Три колбы таких песочных часов в какой-то степени и представлял сейчас Крутон. Только из верхней колбы песок уже словно высыпался. Крутон больше не хотел говорить. Он мог бы ещё лишь напомнить о тех дырах, ходах и пещёрах, которые время от времени обнаруживаются в стенках их воронки. Кто-то говорил, что это сделала природа, кто-то находил в них следы деятельности предыдущей цивилизации муравьёв. Но про это всегда говорили все, а значит, никто ничего не знал.
Крутон стоял молча, потом тяжело вздохнул, выдохнув из себя воздух. И тут же по всему будто пронёсся лёгкиё сквознячок.
— Жаль, — сказал он, понизив голос. — Жаль.
Все примолкли. Однако, вернув к себе внимание, Крутон уже больше не говорил. Он опять Крутон посмотрел сверху вниз на Мирмиколеон, и на этот раз муравьиный лев прореагировал. Он встал.
Вид муравьиного льва по привычке вызывал в муравьях что-то вроде паники. Сдавленной паники. Его слушали в мёртвой тишине.

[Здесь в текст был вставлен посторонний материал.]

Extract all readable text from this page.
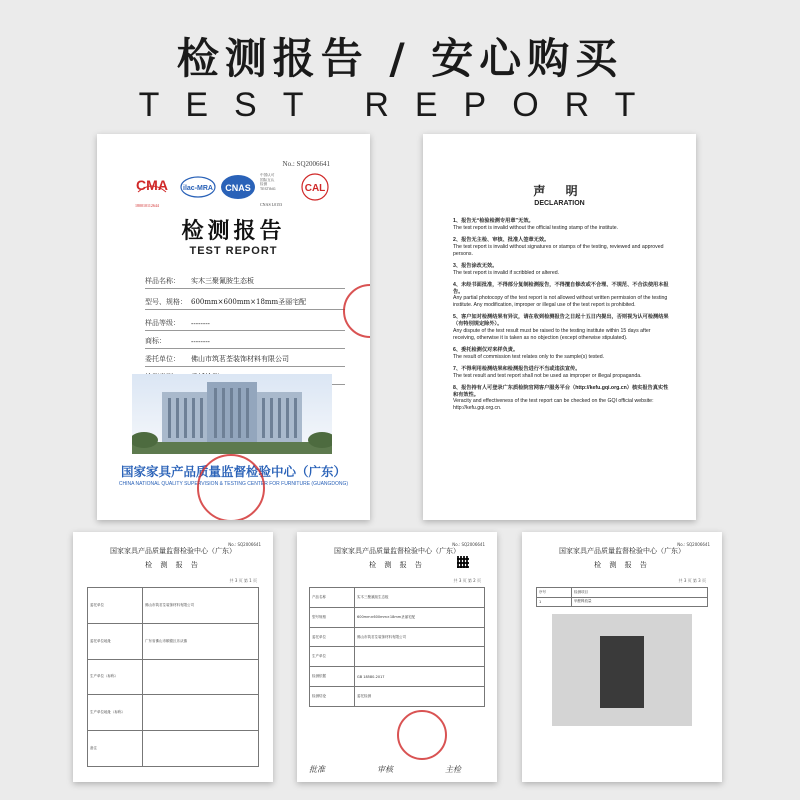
检测报告 / 安心购买
TEST REPORT
No.: SQ2006641
CMA
180010112644
ilac-MRA CNAS
中国认可
国际互认
检测
TESTING
CNAS L0153
CAL
检测报告
TEST REPORT
样品名称： 实木三聚氰胺生态板
型号、规格： 600mm×600mm×18mm圣丽宅配
样品等级： --------
商标：	--------
委托单位： 佛山市筑茗荃装饰材料有限公司
国家家具产品质量监督检验中心（广东）
CHINA NATIONAL QUALITY SUPERVISION & TESTING CENTER FOR FURNITURE (GUANGDONG)
声 明
DECLARATION
1、报告无“检验检测专用章”无效。
The test report is invalid without the official testing stamp of the institute.
2、报告无主检、审核、批准人签章无效。
The test report is invalid without signatures or stamps of the testing, reviewed and approved persons.
3、报告涂改无效。
The test report is invalid if scribbled or altered.
4、未经书面批准，不得部分复制检测报告，不得擅自修改或不合理、不规范、不合法使用本报告。
Any partial photocopy of the test report is not allowed without written permission of the testing institute. Any modification, improper or illegal use of the test report is prohibited.
5、客户如对检测结果有异议，请在收到检测报告之日起十五日内提出，否则视为认可检测结果（有特别规定除外）。
Any dispute of the test result must be raised to the testing institute within 15 days after receiving, otherwise it is taken as no objection (except otherwise stipulated).
6、委托检测仅对来样负责。
The result of commission test relates only to the sample(s) tested.
7、不得利用检测结果和检测报告进行不当或违法宣传。
The test result and test report shall not be used as improper or illegal propaganda.
8、报告持有人可登录广东质检院官网客户服务平台（http://kefu.gqi.org.cn）核实报告真实性和有效性。
Veracity and effectiveness of the test report can be checked on the GQI official website: http://kefu.gqi.org.cn.
No.: SQ2006641
国家家具产品质量监督检验中心（广东）
检 测 报 告
共 3 页 第 1 页
委托单位	佛山市筑茗荃装饰材料有限公司
委托单位地址	广东省佛山市顺德区乐从镇
生产单位（标称）	
生产单位地址（标称）	
备注	
No.: SQ2006641
国家家具产品质量监督检验中心（广东）
检 测 报 告
共 3 页 第 2 页
产品名称	实木三聚氰胺生态板
型号规格	600mm×600mm×18mm圣丽宅配
委托单位	佛山市筑茗荃装饰材料有限公司
生产单位	
检测依据	GB 18580-2017
检测结论	委托检测
批准	审核	主检
No.: SQ2006641
国家家具产品质量监督检验中心（广东）
检 测 报 告
共 3 页 第 3 页
序号	检测项目
1	甲醛释放量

— Единственный шанс на спасения, — сразу начал говорить он, — это рыть. Рыть дальше, продолжать рыть. Возможно, сегодняшний эксцесс был предварительной продувкой перед запуском двигателя, какой-либо из его систем.
При слове «продувка» Фарн-2с резко вскинул брови. Нет, бывают же совпадения! Однако Мирмиколеона беспокоил не двигатель. Не столько сам двигатель, существование которого он считал очевидным.
— Гамэргаты, я обращаюсь к вам! — внезапно воскликнул он и повторил чуть потише: — К вам обращаюсь я.
Стоящий, он был одного роста с сидящим Крутоном, но голос его звучал на уровне великана. Совсем не напоминал тот, что был у служки, слова звучали очень громко и чётко, с сильным эмоциональным накатом, пробивающим до самых закоулков сознания. Это был голос правителя.
— Гамэргаты, — повторил ещё более доверительно. — Не мне вас учить, что жизнь имеет ценность сама по себе. Каждый в себе ощущает эту жизнь, она в нас булькает, кипит, претерпевает метаморфозы, но мы — гамэргаты. Мы — мужчины и женщины. И мы производим детей, которые тоже имеют право стать мужчинами и женщинами.
Он сделал длинную паузу. Все молчали.
— Возможно, когда-то вам говорили, что гамэргаты — это низшая форма организации муравьиного рода. А высшая — та, когда одна единственная муравьиная матка производит всех особей, рабочих особей, исключительно женского пола, работниц. Так было. Но мы великая нация! Мы смогли исправить закон природы и вернуться к нашему прежнему природному гамэргатству. Мы дали женщинам свободу и право достигать своей половозрелости, дали свободу и право выходить замуж, свободу и право рожать детей. Мы дали каждой женщине возможность почувствовать себя муравьиной маткой!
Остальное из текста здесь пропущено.